Merawat Buku Sebagai Jendela Ilmu *
Oleh M. Rifan Fajrin
kekayaanku hanya buku dan bunga
apakah kamu sudah membeli mobil? tanyamu
buku-buku menjerit dari timbangan
bersamaan dengan debu dan akar kembang
....
(Sosiawan Leak, Kekayaanku Hanya Buku dan
Bunga)
Buku adalah
kekayaan. Barangkali orang akan berkerinyut dan mencibir mendengar ungkapan
tersebut: memangnya buku bisa membuatmu kenyang dan bertahan hidup? Ya, secara
fisik kenyataannya memang makhluk yang memakan buku adalah rayap. Sedangkan
manusia memakan daging dan tumbuh-tumbuhan. Akan tetapi jangan lupa, manusia
terdiri dari jasad/jasmani dan ruhani.
Kebutuhan
jasmani manusia dipenuhi dengan adanya sandang (pakaian), pangan (makanan), dan
papan (tempat tinggal). Sedangkan kebutuhan ruhani manusia yang termasuk di
dalamnya batin dan pikiran dipenuhi dengan ilmu agama, ilmu pengetahuan, dan
seni. Jika kebutuhan jasmani manusia tidak terpenuhi secara layak, kesehatan
manusia bisa terganggu dan pada akhirnya bisa berujung pada kematian. Begitu
pula pada saat manusia tidak terpenuhi kebutuhan ruhaninya, ini menyebabkan
kematian ruhani manusia, dan ini lebih berbahaya. Pada saat itu, manusia akan
menjadi “mayat yang berjalan”. Secara fisik dia hidup, tetapi pada hakikatnya
dia mati dan tak berguna.
Buku adalah
lautan ilmu yang mengantarkan manusia menjalani kehidupan.
Merawat Buku
Menghargai
buku adalah menghargai keilmuan. Jika demikian, dengan sendirinya merawat
buku-buku itu merupakan wujud nyata kecintaan pada ilmu. Bukan berati kita
hanya mementingkan bentuk buku secara fisik tanpa pernah membacanya.
Bisa kita
bayangkan, bagaimana buku-buku yang kita baca sudah lusuh dan terlipat-lipat,
bahkan terlepas dari jilidannya (Jw:
mbrodol). Maka sangat penting bagi kita untuk merawat buku-buku yang ada
dan terutama buku yang kita miliki.
Merawat buku
bisa kita mulai dengan menyampuli setiap buku yang kita miliki, membuat
pembatas buku yang tipis dan tidak merusak buku, jangan melipat halaman buku,
tidak membaca buku sambil mengemil agar halaman-halaman buku kita tidak terkena
minyak dan cepat kotor, jangan membiarkan buku dalam keadaan terbuka jika tidak
sedang dibaca.
Buku yang
kita pinjam dari teman, atau perpustakaan umum juga harus kita perlakukan sama.

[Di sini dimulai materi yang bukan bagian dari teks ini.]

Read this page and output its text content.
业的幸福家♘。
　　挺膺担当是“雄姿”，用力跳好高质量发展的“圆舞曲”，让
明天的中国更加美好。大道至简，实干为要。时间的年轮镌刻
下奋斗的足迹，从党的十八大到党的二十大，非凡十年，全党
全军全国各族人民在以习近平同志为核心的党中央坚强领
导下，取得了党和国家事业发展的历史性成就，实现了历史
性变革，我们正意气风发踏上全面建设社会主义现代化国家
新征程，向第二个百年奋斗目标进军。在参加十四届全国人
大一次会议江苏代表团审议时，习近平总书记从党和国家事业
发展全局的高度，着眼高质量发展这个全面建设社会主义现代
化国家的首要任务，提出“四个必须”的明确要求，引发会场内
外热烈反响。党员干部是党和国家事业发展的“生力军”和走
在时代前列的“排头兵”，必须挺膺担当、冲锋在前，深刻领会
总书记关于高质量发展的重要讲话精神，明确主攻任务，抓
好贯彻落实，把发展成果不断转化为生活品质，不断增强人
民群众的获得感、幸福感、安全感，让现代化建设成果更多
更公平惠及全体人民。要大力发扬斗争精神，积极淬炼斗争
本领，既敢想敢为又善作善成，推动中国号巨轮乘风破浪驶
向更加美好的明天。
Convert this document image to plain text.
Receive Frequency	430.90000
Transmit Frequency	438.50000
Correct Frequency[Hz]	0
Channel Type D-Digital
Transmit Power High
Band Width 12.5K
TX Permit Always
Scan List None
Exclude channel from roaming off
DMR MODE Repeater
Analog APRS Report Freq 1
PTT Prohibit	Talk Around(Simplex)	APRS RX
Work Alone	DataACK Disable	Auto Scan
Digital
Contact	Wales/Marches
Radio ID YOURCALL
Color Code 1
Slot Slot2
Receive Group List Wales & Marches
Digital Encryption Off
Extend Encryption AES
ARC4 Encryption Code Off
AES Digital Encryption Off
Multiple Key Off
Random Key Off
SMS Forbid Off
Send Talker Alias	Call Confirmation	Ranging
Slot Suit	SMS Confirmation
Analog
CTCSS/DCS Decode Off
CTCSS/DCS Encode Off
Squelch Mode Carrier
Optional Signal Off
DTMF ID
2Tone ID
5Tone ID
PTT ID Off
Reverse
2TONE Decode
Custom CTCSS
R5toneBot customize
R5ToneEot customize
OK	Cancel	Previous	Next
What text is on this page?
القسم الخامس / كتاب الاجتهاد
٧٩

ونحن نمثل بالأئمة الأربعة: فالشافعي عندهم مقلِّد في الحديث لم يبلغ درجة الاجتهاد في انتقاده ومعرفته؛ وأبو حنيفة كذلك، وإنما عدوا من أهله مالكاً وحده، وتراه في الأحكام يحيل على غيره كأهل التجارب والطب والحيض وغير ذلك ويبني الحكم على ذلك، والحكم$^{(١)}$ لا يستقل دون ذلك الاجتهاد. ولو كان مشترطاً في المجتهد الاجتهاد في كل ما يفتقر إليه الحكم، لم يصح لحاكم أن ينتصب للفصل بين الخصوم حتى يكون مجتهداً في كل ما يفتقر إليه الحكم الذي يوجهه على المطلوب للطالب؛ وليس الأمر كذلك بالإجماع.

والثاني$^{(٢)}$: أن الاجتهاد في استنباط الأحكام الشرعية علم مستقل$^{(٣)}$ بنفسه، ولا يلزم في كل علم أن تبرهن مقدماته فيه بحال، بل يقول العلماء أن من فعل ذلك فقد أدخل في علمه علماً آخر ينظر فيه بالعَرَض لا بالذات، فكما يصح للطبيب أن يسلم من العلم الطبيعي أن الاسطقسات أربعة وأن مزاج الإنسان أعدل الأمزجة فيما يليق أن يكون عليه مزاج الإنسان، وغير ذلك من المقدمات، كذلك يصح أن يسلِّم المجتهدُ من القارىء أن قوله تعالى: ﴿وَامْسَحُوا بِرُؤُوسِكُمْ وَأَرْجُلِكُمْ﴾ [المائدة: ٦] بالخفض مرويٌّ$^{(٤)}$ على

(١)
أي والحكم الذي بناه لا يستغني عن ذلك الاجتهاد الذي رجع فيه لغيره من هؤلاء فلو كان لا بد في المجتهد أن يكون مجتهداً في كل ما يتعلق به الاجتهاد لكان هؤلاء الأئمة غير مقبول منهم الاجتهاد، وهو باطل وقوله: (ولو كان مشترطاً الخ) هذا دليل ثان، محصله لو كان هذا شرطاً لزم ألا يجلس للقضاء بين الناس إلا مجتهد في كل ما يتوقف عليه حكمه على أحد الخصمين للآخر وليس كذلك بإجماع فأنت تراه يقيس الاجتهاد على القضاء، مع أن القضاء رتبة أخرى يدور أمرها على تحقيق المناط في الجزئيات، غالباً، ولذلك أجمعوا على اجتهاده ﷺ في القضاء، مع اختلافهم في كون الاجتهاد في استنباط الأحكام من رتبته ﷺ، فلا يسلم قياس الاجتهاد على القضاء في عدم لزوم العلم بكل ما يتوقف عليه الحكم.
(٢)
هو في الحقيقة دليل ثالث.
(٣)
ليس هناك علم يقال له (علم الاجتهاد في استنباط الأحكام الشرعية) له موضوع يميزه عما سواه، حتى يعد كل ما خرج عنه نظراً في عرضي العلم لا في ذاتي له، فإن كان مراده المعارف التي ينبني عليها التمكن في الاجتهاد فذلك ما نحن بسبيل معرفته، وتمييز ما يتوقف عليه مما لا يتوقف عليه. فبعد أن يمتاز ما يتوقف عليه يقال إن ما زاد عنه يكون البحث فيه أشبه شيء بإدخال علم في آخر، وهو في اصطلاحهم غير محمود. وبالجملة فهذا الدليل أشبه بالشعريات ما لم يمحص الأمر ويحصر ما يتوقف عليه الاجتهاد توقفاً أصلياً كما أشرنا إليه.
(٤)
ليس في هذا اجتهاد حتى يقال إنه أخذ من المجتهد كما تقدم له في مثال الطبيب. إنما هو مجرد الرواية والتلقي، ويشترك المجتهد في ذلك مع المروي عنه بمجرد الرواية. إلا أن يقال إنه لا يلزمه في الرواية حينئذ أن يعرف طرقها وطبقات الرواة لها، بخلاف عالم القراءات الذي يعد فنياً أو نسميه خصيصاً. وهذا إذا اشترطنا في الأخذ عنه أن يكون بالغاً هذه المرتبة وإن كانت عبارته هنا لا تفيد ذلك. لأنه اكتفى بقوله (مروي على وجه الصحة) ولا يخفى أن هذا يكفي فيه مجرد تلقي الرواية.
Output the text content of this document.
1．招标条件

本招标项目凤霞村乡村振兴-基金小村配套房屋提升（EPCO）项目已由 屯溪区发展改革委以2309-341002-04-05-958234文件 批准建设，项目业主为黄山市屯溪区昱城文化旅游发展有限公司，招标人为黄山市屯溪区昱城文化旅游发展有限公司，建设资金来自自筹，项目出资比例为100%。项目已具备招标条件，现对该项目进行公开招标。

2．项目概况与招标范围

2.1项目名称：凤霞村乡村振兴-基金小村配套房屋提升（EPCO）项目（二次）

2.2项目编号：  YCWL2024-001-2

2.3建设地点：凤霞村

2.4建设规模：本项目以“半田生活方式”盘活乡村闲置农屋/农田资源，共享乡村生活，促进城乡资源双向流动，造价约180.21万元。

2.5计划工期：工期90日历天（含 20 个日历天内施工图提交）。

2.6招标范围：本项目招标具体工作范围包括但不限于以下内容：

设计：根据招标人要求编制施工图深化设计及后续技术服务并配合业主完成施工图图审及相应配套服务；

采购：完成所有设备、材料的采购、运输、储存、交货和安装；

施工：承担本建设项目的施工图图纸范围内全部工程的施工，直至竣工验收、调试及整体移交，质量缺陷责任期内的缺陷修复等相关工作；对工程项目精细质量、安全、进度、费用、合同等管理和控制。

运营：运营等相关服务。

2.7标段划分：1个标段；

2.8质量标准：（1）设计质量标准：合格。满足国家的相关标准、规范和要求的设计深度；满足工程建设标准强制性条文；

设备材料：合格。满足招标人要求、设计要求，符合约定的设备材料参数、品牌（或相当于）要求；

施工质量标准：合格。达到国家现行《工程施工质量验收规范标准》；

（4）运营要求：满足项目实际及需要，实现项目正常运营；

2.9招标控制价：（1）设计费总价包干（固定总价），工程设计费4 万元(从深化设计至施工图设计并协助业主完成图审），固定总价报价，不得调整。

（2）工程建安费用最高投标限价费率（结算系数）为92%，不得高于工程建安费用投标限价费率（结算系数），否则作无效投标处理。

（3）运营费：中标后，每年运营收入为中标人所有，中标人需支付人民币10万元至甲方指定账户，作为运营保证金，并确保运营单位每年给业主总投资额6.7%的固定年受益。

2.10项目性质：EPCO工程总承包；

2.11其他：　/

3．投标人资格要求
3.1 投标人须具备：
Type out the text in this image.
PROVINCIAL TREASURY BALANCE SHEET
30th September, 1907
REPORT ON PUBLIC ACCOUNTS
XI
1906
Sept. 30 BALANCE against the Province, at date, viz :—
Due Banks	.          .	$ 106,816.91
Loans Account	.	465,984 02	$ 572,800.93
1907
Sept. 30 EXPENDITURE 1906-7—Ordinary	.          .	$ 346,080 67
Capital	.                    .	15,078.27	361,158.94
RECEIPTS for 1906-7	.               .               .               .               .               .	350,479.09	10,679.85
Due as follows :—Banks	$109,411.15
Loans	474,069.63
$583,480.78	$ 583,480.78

Jangan mentang-mentang bukan buku milik kita, lantas kita abai dalam
merawatnya. Jika kita tidak bisa merawat buku, setidaknya kita berusaha
semaksimal mungkin untuk tidak merusak buku.
Saya pernah
membayangkan ada seorang baik hati yang setiap kali dia meminjam buku yang
tidak bersampul di perpustakaan, dia senantiasa mengembalikan buku tersebut
dalam keadaan bersampul rapi ke perpustakaan. Yah, kebaikan memang mungkin
perlu dimulai dari hal-hal yang kecil-kecil.
Terakhir,
mungkin masa sekarang perpustakaan digital mulai marak dan digemari para
puskatawan. Ketika semua pustaka beralih ke format digital, kita memang tak
perlu lagi ribet menyampul buku. Buku-buku yang dihasilkan pun tidak akan
“menghabisi” sumber daya alam yang sekarang ini dicetak di kertas-kertas
(paperless).
Akan tetapi,
andai buku-buku yang akan datang benar-benar dibuat dalam format digital, dan
buku-buku yang ada sekarang ini belum diganti format dalam bentuk digital,
buku-buku kertas masih saja berupa kertas; dan kita semestinya merawatnya.
Ketika kita tidak mampu merawat buku sepenuh hari, kita cukup merawatnya dengan
sepenuh hati.[]
*) M. Rifan Fajrin, Guru di
Lab. School Unnes Semarang. Berumah di Ambarawa.